Autogenic inhibition and reciprocal inhibition are both neural mechanisms that regulate muscle activity and help coordinate movement. Here’s an explanation of each:

  1. Autogenic Inhibition:
    • Autogenic inhibition is a neural reflex that regulates muscle tension by inhibiting the muscle’s own activity. It primarily involves the Golgi tendon organs (GTOs), which are sensory receptors located within the tendons near muscle-tendon junctions.
    • When a muscle contracts forcefully, tension increases within the tendon, activating the GTOs. The GTOs detect this increase in tension and send inhibitory signals to the muscle via interneurons in the spinal cord.
    • These inhibitory signals cause the muscle to relax, preventing excessive tension and potential damage to the muscle-tendon unit. Autogenic inhibition helps regulate muscle force production and protect against injury during activities such as weightlifting or stretching.
  2. Reciprocal Inhibition:
    • Reciprocal inhibition is a neural mechanism that coordinates movement by inhibiting the activity of antagonistic (opposing) muscles. It involves the reciprocal activation and inhibition of agonist and antagonist muscle groups.
    • When a muscle contracts to produce a movement (agonist muscle), neural signals are sent to activate the agonist muscle while simultaneously inhibiting the antagonist muscle (the muscle opposing the movement).
    • This inhibition of the antagonist muscle occurs via inhibitory interneurons in the spinal cord, which receive input from descending motor pathways and sensory feedback from **muscle spindles* and Golgi tendon organs.
    • By inhibiting the antagonist muscle, reciprocal inhibition allows for smooth and coordinated movement by preventing unwanted resistance from opposing muscle groups. It ensures that the agonist muscle can effectively carry out its intended movement without interference from the antagonist muscle.
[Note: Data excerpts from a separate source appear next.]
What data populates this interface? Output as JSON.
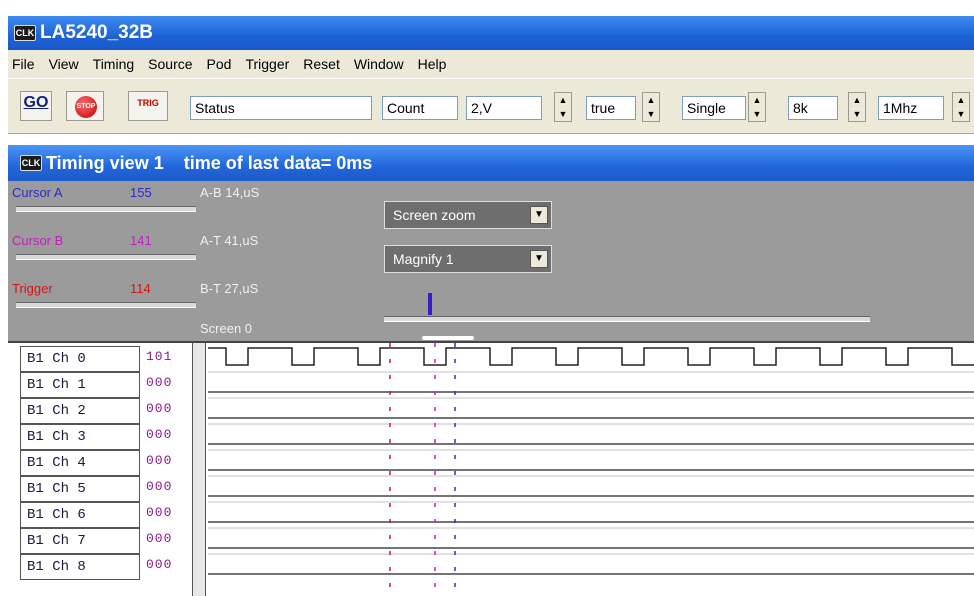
{
  "window": {
    "title": "LA5240_32B",
    "icon_text": "CLK"
  },
  "menu": [
    "File",
    "View",
    "Timing",
    "Source",
    "Pod",
    "Trigger",
    "Reset",
    "Window",
    "Help"
  ],
  "toolbar": {
    "go_label": "GO",
    "stop_label": "STOP",
    "trig_label": "TRIG",
    "status_value": "Status",
    "count_value": "Count",
    "voltage_value": "2,V",
    "bool_value": "true",
    "mode_value": "Single",
    "depth_value": "8k",
    "rate_value": "1Mhz"
  },
  "timing_view": {
    "title": "Timing view  1",
    "subtitle": "time of last data= 0ms",
    "icon_text": "CLK",
    "cursor_a": {
      "label": "Cursor A",
      "value": "155",
      "color": "#2b2bd0"
    },
    "cursor_b": {
      "label": "Cursor B",
      "value": "141",
      "color": "#c020c0"
    },
    "trigger": {
      "label": "Trigger",
      "value": "114",
      "color": "#d01818"
    },
    "ab": "A-B  14,uS",
    "at": "A-T  41,uS",
    "bt": "B-T  27,uS",
    "screen": "Screen  0",
    "screen_zoom": "Screen zoom",
    "magnify": "Magnify 1"
  },
  "channels": [
    {
      "label": "B1 Ch 0",
      "value": "101"
    },
    {
      "label": "B1 Ch 1",
      "value": "000"
    },
    {
      "label": "B1 Ch 2",
      "value": "000"
    },
    {
      "label": "B1 Ch 3",
      "value": "000"
    },
    {
      "label": "B1 Ch 4",
      "value": "000"
    },
    {
      "label": "B1 Ch 5",
      "value": "000"
    },
    {
      "label": "B1 Ch 6",
      "value": "000"
    },
    {
      "label": "B1 Ch 7",
      "value": "000"
    },
    {
      "label": "B1 Ch 8",
      "value": "000"
    }
  ],
  "colors": {
    "cursor_a": "#2b2bd0",
    "cursor_b": "#c020c0",
    "trigger": "#d01818",
    "titlebar": "#1d62d6"
  }
}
In summary, autogenic inhibition regulates muscle tension by inhibiting the muscle’s own activity in response to increased tension, while reciprocal inhibition coordinates movement by inhibiting the activity of antagonistic muscles to facilitate smooth and coordinated movement. Both mechanisms play important roles in regulating muscle activity and ensuring efficient movement execution.

53
Q

What is beta-amyloid? Associated with which disease?

A

Beta-amyloid peptide is a protein fragment that is produced naturally in the brain. It is formed when a larger protein called amyloid precursor protein (APP) is broken down by enzymes. Beta-amyloid is typically cleared from the brain through various mechanisms, including degradation and removal by immune cells.

In Alzheimer’s disease, however, beta-amyloid peptides accumulate abnormally in the brain, leading to the formation of insoluble plaques. These plaques are one of the hallmark pathological features of Alzheimer’s disease and are believed to contribute to the progressive neurodegeneration and cognitive decline observed in the condition.

  1. Tau Protein Pathology: Beta-amyloid accumulation has been implicated in the abnormal phosphorylation and aggregation of tau protein, another hallmark feature of Alzheimer’s disease. Tau protein aggregates form neurofibrillary tangles, which disrupt neuronal communication and contribute to neuronal death.
  2. Disruption of Synaptic Function: Beta-amyloid accumulation can interfere with synaptic transmission and plasticity, leading to impaired neuronal communication and cognitive deficits. Synaptic dysfunction is an early event in Alzheimer’s disease and is thought to precede the onset of cognitive symptoms.
  3. Inflammatory Response: Beta-amyloid aggregates can activate the brain’s immune cells, leading to an inflammatory response. Chronic inflammation exacerbates neuronal damage and contributes to the progression of Alzheimer’s disease.